Hello To All That

lastword0415-01
Illustration by Holly Morrison

“Maybe it’s just not worth it,” my husband said, the night before we left our kids for a four-day romantic get-away.

Wait.

What?

I’d been looking forward to our trip for months, the very idea of it carrying me aloft through a whole fleet of low mother moments, and so I couldn’t help but take my husband’s sudden willingness to bail as some kind of existential insult. Did he really mean me—that I wasn’t worth it?

Still, I knew what he really meant. My husband and I are both stressed, exhausted people even on our good days; we are parents to three young children, so it comes with the territory. But now that we were finally fleeing that territory, not only had I not yet packed, I hadn’t even gotten halfway through my blow-by-blow accounting of where each child was supposed to be when, for what, and with whom. Could any trip be worth all this extra stress and hassle? And 17 years and three children into a marriage, what exactly does “romantic” mean anyway?

One sleepless night, one airplane flight, and two boat rides (one of which was intensely nauseating) later, we arrived at our remote French Caribbean hideaway. But it wasn’t until we were inside our room that we were in a truly foreign country: We were alone! With a strange, but beautiful, silence descending upon us! My husband collapsed into bed and gestured that I should join him. Sure! But first let me just quickly check my e-mail… No emergencies, but there was one thoroughly upsetting teacher missive and I was more than a little tempted to do what I always do: Write back right away, issuing an abject apology, while simultaneously, and somewhat surreptitiously, singing my son’s praises. But there was my husband looking longingly in my direction, so I decided to do what I never do: I ignored the thing completely. It was like the e-mail was a test.

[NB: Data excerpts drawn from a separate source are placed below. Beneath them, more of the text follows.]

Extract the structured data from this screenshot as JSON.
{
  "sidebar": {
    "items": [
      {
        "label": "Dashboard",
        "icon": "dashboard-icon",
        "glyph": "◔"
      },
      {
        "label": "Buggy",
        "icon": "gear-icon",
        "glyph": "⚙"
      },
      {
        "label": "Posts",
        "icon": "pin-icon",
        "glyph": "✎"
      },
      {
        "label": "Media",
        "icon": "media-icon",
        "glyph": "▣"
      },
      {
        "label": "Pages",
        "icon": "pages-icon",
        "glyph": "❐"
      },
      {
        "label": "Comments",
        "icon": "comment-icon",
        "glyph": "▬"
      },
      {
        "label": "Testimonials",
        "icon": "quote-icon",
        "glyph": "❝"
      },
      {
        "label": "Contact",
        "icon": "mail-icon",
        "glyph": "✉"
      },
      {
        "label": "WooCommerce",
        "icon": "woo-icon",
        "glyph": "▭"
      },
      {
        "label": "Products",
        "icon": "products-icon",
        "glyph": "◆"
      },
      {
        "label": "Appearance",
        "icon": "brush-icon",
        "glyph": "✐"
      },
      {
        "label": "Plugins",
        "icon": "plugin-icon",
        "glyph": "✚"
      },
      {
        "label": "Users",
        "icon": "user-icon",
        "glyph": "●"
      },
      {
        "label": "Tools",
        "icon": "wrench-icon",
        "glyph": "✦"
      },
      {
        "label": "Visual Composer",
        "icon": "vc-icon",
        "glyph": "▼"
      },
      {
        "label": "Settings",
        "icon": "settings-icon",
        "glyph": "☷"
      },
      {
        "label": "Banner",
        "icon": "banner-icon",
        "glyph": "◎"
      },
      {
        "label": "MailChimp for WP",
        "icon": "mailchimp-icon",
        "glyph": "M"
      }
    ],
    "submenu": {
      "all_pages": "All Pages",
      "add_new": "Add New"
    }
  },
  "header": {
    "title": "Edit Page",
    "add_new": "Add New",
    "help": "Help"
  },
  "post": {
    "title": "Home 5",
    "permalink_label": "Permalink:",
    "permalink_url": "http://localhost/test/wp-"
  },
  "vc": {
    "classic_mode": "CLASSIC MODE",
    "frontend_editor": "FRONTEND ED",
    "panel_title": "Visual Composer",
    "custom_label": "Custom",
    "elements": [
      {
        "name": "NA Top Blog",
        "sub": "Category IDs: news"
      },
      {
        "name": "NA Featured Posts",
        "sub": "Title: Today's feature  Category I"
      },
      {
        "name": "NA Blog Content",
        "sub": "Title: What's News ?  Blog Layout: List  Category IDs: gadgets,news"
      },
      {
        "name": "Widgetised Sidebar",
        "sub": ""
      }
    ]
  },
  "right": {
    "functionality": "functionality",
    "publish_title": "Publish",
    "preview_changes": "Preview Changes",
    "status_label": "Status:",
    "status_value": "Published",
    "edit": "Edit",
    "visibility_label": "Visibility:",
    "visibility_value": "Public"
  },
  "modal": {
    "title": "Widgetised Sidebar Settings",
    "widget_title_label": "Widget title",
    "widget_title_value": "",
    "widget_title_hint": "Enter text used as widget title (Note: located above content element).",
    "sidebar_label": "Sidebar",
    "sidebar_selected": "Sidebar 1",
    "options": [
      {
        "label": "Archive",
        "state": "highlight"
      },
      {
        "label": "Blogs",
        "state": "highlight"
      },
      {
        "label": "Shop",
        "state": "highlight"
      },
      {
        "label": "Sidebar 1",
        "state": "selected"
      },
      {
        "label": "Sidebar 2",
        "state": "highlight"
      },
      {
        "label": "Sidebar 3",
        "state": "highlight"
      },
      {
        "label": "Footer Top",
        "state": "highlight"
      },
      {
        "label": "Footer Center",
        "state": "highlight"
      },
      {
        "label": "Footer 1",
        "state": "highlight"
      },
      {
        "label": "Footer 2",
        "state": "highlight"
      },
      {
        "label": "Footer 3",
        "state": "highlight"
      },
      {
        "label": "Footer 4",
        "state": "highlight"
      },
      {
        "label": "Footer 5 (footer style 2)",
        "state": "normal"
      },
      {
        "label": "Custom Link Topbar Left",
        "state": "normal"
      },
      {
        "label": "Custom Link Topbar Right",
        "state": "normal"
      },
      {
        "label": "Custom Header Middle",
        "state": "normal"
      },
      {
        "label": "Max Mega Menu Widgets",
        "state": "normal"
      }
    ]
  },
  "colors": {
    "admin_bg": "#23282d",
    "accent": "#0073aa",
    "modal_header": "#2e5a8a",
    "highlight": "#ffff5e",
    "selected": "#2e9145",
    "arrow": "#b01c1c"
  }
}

The next morning we awoke to a blindingly bright room despite the fact that both layers of curtains were closed. My husband hunkered down with his iPad and began catching up on countless episodes of “Homeland” while I decamped for the gym and did something I hadn’t done in more than a decade: I stayed as long as I liked. For 90 minutes I ran, stair-climbed, lifted weights, and watched CNN—my mind so happily free of child logistics that I began having random opinions about what I was watching. The story about airplane travel entitled “Wider Seats, Better Sleep” made me recall a “scientific” piece I’d read years ago about how fat women had better sex. Did they? Perhaps best to leave now!

Out on the beach I found my husband still attached to his iPad and lured him away with the promise of pre-noon cocktails, something we never dared indulged in at home for fear of setting a bad example. Later, we went for a drive in our rental convertible and despite the heat put the top down, driving too fast past mountain goats and mansions. It was like being irresponsible was the closest we could come to being young again, only with better toys and worse bodies. And just like that we whiled away the days. We didn’t wear sunscreen. We slept too much, spent too much, ate and drank too much. But who cared? Until, like all idylls, ours came to a halting end.

On our final morning, we fought at the tiny island airport because I wanted to take a walk down the road and pick up lunch from a little café.

“I don’t get it,” my husband, who feared we didn’t have sufficient time before departure for such a jaunt, said. “Why do we always have to do things your way?”

My way? It was an old critique, one I hadn’t even heard in years, perhaps because I hadn’t had the opportunity to really do things my way ever since having children. All I really wanted just then? One last little taste of freedom.

Eight hours later, when we arrived at the front door of our apartment, I finally got it. “Goodbye,” my husband said, kissing me hard on the mouth. And then we opened the door and went inside.